Diário da Região

13/05/2018 - 00h00min

Artigo

A inferior sensação de inferioridade

Quem sou eu para conseguir e merecer uma vida mais feliz?

Hamilton Pavam/Arquivo SALvador Hernandes
Coach e Instrutor 
de Ioga e Meditação
SALvador Hernandes Coach e Instrutor de Ioga e Meditação

Grandes metáforas já foram utilizadas para descrever a comum sensação de inferioridade que nós, seres humanos, sentimos em variados aspectos da nossa vida, como no trabalho, na vida amorosa e também na imagem pessoal que temos de nós mesmos. Lembram-se da famosa alegoria da ÁGUIA e da GALINHA? Leonardo Boff magistralmente desenvolve esse tema no seu ótimo livro que leva esse nome, mostrando que, nós, seres humanos, mesmo tendo internamente a programação de vivermos como águias, planando nas alturas, sentimos e nos comportamos como galinhas, ciscando o chão, sem conseguir realizar todo o seu potencial interior, numa grande sensação de inferioridade.

Mais antiga ainda é a fábula do Patinho Feio que, na ânsia de ser aceito no meio em que se encontrava, não se dava conta de sua natureza de cisne e tentava, em vão, se comparar e ser como os outros patinhos.

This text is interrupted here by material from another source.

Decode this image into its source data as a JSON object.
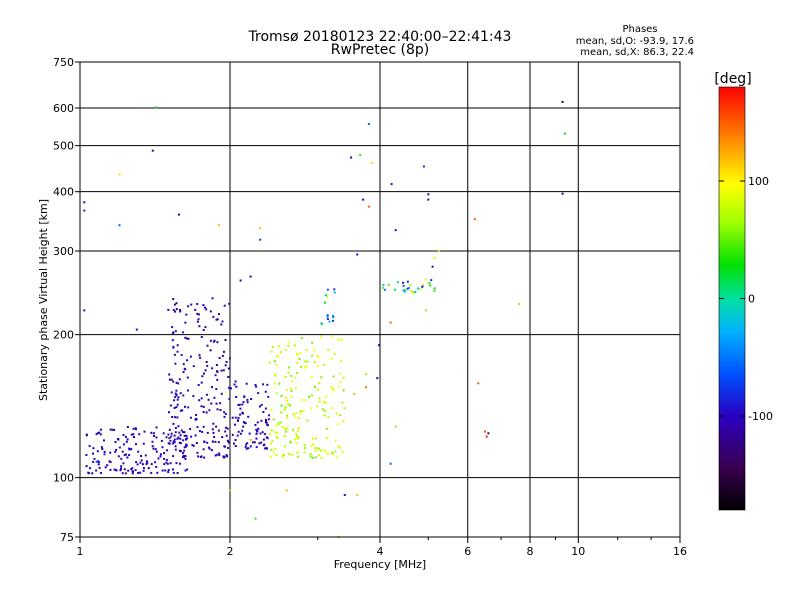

Aliás, a compulsão de nos compararmos todo o tempo com figuras que elegemos como modelos de inteligência, beleza e felicidade, nos faz experimentar o sentimento da inveja, mesmo que juremos de pés juntos que jamais sentimos isso. Quando me sinto inferior àquele com quem me comparo, sinto inveja daquela pessoa e normalmente entramos numa posição de tentar também desqualificá-la(“Ela tem um corpo perfeito, mas aposto que fez umas 10 cirurgias plásticas”) . A inveja é uma confissão de inferioridade! E aqui é importante diferenciarmos inveja de admiração. Posso sentir admiração por uma pessoa, mas não sentir inveja dela. Quando sinto admiração pelo outro, na verdade estou fazendo uma projeção positiva sobre essa pessoa, ou seja, se me maravilho com as qualidades dessa pessoa, é porque internamente também as possuo em potencial e só preciso fazer com que essas qualidades se transformem em qualidades reais no meu comportamento. Quando a admiração existe, não me sinto inferior àquele que admiro e nem quero desqualificá-lo.

Acho super importante entendermos também a questão de que quando cultivamos a sensação de inferioridade, estamos nos mantendo dentro de uma zona de conforto. Construímos nossas zonas de conforto tentando nos manter dentro delas para nos sentirmos mais seguros e protegidos. Só que tudo o que desejamos e sonhamos para nossa vida está fora da nossa zona de conforto! Se continuo achando que todos são mais inteligentes, bonitos e capazes do que eu, não adianta mesmo tentar ser diferente, arriscar e buscar novos caminhos. È melhor eu ficar na minha vidinha medíocre, mas aparentemente segura que eu levo. Quem sou eu para conseguir e merecer uma vida mais feliz, mais próspera e com mais amor e realizações? E assim, continuamos nos sabotando , justificando nossa permanência na inferioridade, pois dá menos trabalho, e não exige muito de mim.

Então, da próxima vez que você achar que a grama do vizinho é mais verde, comece a olhar para a sua própria grama e veja se você não precisa cuidar mais dela, pois uma grama verdinha precisa de água e adubo constantes. Ah, e pode ser também que a grama do vizinho seja sintética, viu? Ou você acha que quando a gente só vê sorrisos e glamour nas fotos das redes sociais, as pessoas dessas fotos também não têm suas fragilidades, também não acordam despenteadas, tem seus calos e imperfeições? 

Mantenha o foco em você, naquilo que você é. Não queira ser como ninguém, não se compare e nem se diminua diante de ninguém.

Dê o seu melhor a cada dia, voe como águia, cante como cisne! Seja a sua melhor versão!!